Pichai diterima di Google sebagai Product Manager. Ketika itu, Pichai harus puas hanya mengurusi tim kecil di balik search bar mungil yang ada pada Firefox dan Internet Explorer. Hal ini membuat dia berpikir: bagaimana jika Google membuat browser sendiri?

Ketika itu, Google adalah perusahaan yang membiarkan para pekerjanya untuk menghabiskan 20 persen waktu mereka untuk mengerjakan proyek pribadi. Dan ketika itu, terdapat sangat banyak proyek pribadi dari para pekerja Google. Eric Schmidt, CEO Google ketika itu, merasa Chrome adalah proyek yang hanya akan membuang waktu.

Meskipun begitu, Chrome terbukti menjadi proyek yang sangat sukses. Sekarang, 1 dari 3 komputer di dunia menggunakan Chrome sebagai browser mereka. Chrome juga merupakan browser yang paling sering digunakan di banyak negara kecuali Jerman, Jepang, sebagian besar negara di Afrika, dan, lucunya, India.

Pichai dengan cepat menjadi seorang bintang. Setelah sukses dengan Chrome, dia kembali menuai sukses dengan proyek Chrome OS dan Chromebook. Perusahaan di Silicon Valley telah lama berpikir untuk membuat netbook - laptop yang menyimpan segala data di cloud - selama bertahun-tahun. Tetapi Pichai adalah orang yang berhasil menjadikan rencana ini menjadi nyata. Sekarang ini, hampir seperempat total penjualan PC di Amerika Serikat merupakan Chromebook.

Saat Pichai sedang mempersiapkan peluncuran Chrome OS, dia diberikan tanggung jawab yang lebih banyak, termasuk Google Drive, Google Maps dan juga Gmail. Di sela-sela kesibukannya, Pichai berhasil menjadi Director dari Jive Software, sebuah perusahaan komunikasi dan menjalankan perannya sebagai ayah dari 2 anak yang dia dapat dari Anjali, istrinya yang merupakan wanita idamannya sejak tinggal di India.

Di tahun 2010, banyak kabar yang menyebutkan bahwa Twitter tertarik untuk membajak Pichai dan menjadikannya sebagai Vice President of Product mereka. Diduga, untuk memastikan Pichai menolak tawaran ini, Google memberikan bonus sebesar USD10 - 50 juta.

Tiga tahun kemudian, Andy Rubin, Kepala Divisi Android, bertengkar dengan Larry Page dan mengundurkan diri. Pichai dipilih untuk menggantikan posisi Rubin.
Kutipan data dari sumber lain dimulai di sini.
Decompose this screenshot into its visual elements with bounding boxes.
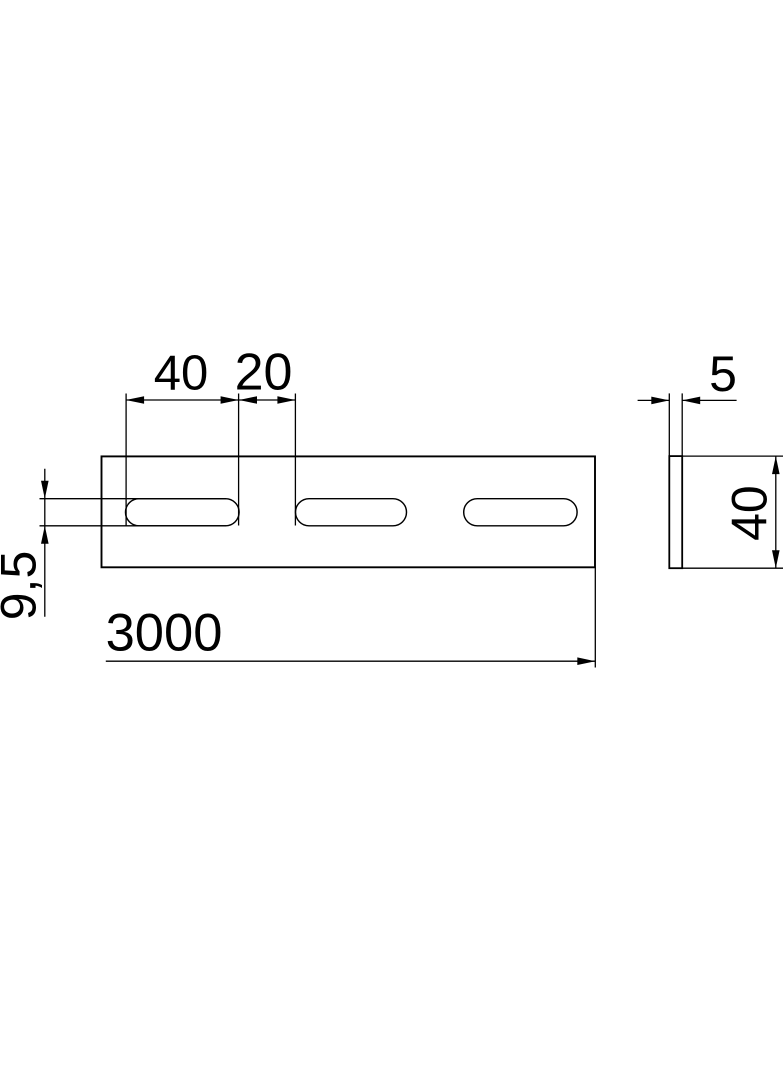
dimension line 40/20: [126, 399, 295, 401]
svg-text:40: 40: [722, 485, 778, 541]
dimension line 5 left part: [638, 399, 670, 401]
arrow 40v down: [772, 550, 780, 568]
extension line side left above: [668, 393, 670, 456]
svg-text:20: 20: [235, 344, 293, 402]
svg-text:5: 5: [709, 346, 737, 402]
arrow 20 right: [277, 396, 295, 404]
dimension line 3000: [106, 660, 596, 662]
slot 2: [296, 499, 407, 526]
dimension line 5 right part: [682, 399, 736, 401]
extension line slot bottom (9,5): [40, 525, 227, 527]
slot 3: [464, 499, 577, 526]
extension line 3000 right: [594, 567, 596, 667]
extension line side bottom (40): [682, 567, 783, 569]
dimension line 9,5: [44, 469, 46, 617]
arrow 5 right: [682, 397, 700, 405]
svg-text:3000: 3000: [106, 604, 223, 663]
arrow 40 left: [126, 396, 144, 404]
slot 1: [126, 499, 240, 526]
svg-text:9,5: 9,5: [0, 551, 47, 621]
dimension line 40 vertical: [775, 456, 777, 568]
arrow 3000 right: [577, 657, 595, 665]
arrow 40 right: [221, 396, 239, 404]
arrow 20 left: [239, 396, 257, 404]
extension line side right above: [681, 393, 683, 456]
front view plate outline: [102, 456, 596, 567]
arrow 5 left: [651, 397, 669, 405]
extension line slot top (9,5): [40, 498, 227, 500]
side view plate outline: [669, 456, 682, 568]
arrow 9,5 down: [41, 481, 49, 499]
arrow 40v up: [772, 456, 780, 474]
extension line slot1 left: [125, 394, 127, 526]
extension line side top (40): [682, 455, 783, 457]
extension line slot2 left: [294, 394, 296, 526]
extension line slot1 right: [238, 394, 240, 526]
arrow 9,5 up: [41, 526, 49, 544]
svg-text:40: 40: [154, 347, 209, 401]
Bekerja sama dengan Rubin bukanlah hal yang mudah bagi seluruh karyawan Google.

Rubin berencana untuk membuat browser khusus untuk Android. Sementara Pichai ingin Chrome dijadikan browser untuk Android. Agar Rubin setuju untuk menjadikan Chrome sebagai browser untuk Android, Pichai harus menandatangani sebuah surat perjanjian dengan Rubin. Hal ini menunjukkan keahlian Pichai dalam berdiplomasi.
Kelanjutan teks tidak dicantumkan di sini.